Le Fondateur recommande de donner tout l'être à Dieu et d'établir - verbe vraiment très cher à don Alberione et qui revient dans son lexique - le cœur en Dieu: "Donc, tout quitter, se détacher de tout constitue la première partie, le premier devoir de la vie religieuse. La deuxième partie, c'est l'attachement authentique à Dieu, l'amour de Jésus, mettre tout le cœur en Dieu. C'est le signe le plus sûr et infaillible du salut. C'est déjà porter le salut dans le cœur. Cependant, il faut faire en sorte que Jésus soit vraiment le maître de notre cœur, de notre corps, de nos sens, de nos volontés, de tout notre être". La même invitation est adressée aux Sœurs Disciples: "Nous devons considérer… la partie positive, c'est-à-dire voir si nous avons établi le règne de Jésus Christ en nous, le règne de son amour… Le culte envers l'amour infini consisterait substantiellement à concentrer tout le cœur en Dieu. Pour y arriver, il faut des renoncements et des conquêtes…".
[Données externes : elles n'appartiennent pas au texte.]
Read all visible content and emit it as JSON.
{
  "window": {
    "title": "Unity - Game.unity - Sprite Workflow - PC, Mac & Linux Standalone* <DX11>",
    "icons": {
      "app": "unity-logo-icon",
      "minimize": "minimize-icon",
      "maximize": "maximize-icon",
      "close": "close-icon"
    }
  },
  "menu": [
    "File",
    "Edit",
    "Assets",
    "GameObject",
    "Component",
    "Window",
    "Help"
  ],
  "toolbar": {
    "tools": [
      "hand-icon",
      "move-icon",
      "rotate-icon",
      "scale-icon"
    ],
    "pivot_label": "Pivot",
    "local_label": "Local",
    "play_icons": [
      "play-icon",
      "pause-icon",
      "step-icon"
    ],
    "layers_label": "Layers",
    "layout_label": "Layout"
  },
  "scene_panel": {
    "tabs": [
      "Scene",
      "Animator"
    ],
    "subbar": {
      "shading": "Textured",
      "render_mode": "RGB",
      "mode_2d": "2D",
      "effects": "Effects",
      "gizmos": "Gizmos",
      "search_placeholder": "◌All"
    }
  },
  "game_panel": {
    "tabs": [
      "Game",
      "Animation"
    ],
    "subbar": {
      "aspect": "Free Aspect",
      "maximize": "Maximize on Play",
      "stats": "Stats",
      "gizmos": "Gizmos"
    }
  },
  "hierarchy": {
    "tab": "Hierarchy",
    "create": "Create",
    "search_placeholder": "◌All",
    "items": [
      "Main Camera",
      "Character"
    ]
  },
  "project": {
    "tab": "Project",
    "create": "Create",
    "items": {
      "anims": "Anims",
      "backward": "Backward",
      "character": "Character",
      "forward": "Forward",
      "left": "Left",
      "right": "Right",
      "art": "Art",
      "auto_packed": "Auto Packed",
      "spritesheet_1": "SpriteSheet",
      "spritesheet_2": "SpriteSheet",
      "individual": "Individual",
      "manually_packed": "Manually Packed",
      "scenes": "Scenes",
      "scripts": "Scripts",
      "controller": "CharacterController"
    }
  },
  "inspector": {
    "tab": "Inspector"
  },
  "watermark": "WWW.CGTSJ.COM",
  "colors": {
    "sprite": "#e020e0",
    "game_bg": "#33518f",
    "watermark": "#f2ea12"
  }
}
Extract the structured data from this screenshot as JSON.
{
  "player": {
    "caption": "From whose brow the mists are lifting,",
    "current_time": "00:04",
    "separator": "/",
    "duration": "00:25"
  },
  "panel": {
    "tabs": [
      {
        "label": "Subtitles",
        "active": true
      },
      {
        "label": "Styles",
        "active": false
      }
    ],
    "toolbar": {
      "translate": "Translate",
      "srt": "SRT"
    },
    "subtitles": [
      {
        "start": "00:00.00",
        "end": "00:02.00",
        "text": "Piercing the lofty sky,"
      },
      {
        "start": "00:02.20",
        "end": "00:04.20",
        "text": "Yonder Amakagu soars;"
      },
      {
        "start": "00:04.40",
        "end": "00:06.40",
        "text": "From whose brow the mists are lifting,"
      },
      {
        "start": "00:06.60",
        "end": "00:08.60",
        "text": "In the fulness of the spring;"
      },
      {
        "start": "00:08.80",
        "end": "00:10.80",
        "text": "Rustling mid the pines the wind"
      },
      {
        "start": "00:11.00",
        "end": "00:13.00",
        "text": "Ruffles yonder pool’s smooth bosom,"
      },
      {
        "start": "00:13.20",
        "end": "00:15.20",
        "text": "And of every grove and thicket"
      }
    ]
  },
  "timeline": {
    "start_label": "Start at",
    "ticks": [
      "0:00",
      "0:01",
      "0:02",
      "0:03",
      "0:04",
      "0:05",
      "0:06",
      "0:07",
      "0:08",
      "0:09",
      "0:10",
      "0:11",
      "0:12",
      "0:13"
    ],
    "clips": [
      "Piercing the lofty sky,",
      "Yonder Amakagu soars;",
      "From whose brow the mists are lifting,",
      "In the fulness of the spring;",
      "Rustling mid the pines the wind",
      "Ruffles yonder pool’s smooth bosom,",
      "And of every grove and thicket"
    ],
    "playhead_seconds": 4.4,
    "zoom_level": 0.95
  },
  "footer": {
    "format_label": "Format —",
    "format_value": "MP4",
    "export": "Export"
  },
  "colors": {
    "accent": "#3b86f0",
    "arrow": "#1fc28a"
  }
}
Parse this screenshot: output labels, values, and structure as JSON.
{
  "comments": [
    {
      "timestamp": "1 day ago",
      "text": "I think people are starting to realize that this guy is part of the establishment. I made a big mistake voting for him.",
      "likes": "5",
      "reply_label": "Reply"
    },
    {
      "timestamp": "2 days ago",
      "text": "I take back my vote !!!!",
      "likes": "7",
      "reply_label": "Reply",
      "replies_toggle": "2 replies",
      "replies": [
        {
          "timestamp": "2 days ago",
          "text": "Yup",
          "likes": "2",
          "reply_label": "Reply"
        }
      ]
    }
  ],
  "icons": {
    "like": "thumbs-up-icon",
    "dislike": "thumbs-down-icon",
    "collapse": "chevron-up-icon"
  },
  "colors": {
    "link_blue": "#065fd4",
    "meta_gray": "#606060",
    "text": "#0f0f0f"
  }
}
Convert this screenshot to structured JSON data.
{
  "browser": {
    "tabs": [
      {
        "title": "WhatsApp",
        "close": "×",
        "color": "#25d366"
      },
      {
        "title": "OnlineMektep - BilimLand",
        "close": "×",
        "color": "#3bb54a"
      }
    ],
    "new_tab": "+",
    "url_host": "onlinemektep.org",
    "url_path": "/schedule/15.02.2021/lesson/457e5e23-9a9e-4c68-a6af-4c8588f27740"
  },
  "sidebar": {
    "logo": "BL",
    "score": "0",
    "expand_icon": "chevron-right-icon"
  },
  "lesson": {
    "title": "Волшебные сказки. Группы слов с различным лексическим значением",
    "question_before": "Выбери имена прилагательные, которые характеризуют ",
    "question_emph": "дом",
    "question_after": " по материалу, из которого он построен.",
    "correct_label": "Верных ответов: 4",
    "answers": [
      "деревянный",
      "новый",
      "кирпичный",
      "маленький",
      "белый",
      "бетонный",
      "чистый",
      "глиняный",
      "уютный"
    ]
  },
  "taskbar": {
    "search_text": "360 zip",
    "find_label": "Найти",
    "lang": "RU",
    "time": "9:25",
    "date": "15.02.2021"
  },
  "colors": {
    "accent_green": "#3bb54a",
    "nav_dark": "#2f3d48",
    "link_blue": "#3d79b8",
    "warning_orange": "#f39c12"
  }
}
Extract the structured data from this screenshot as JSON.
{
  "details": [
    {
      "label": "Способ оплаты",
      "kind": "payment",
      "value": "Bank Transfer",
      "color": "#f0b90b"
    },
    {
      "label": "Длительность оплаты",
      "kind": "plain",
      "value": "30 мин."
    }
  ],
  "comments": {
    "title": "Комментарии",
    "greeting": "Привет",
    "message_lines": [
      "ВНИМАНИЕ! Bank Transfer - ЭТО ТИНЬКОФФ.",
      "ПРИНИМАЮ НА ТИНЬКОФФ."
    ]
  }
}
Par conséquent, l'orientation pour vivre les exercices "pauliniens" en cette période pourrait être:

¢ Nous valoriserons ce temps fort, appelé aussi cinquantaine pascale, pour confirmer l'option fondamentale déjà mûrie depuis un certain temps: déposer de nouveau toute notre personne, à commencer par le cœur - sentiments, affections et désirs - en Dieu. Chaque jour, nous renouvellerons au moins personnellement, la prière du Pacte, en soulignant les mots: "De notre côté, nous promettons et nous engageons à chercher en toute chose et de tout cœur, dans la vie et dans l'apostolat, toujours et seulement la gloire de Dieu et la paix des hommes…".

"Pour obéir à Dieu, nous devons désobéir à nous-mêmes. Pour accueillir en profondeur notre propre vocation et vivre notre mission, il faut mourir à nous-mêmes, vaincre l'égoïsme et les peurs pour nous laisser porter au large par le "Dieu de grand amour" qui désire pour nous la liberté, la joie, l'accomplissement. Il importe donc de nous ouvrir à la confiance et à l'abandon total à Dieu".

Je vous souhaite de plonger totalement dans l'amour de Dieu pour goûter la plénitude de la joie pascale.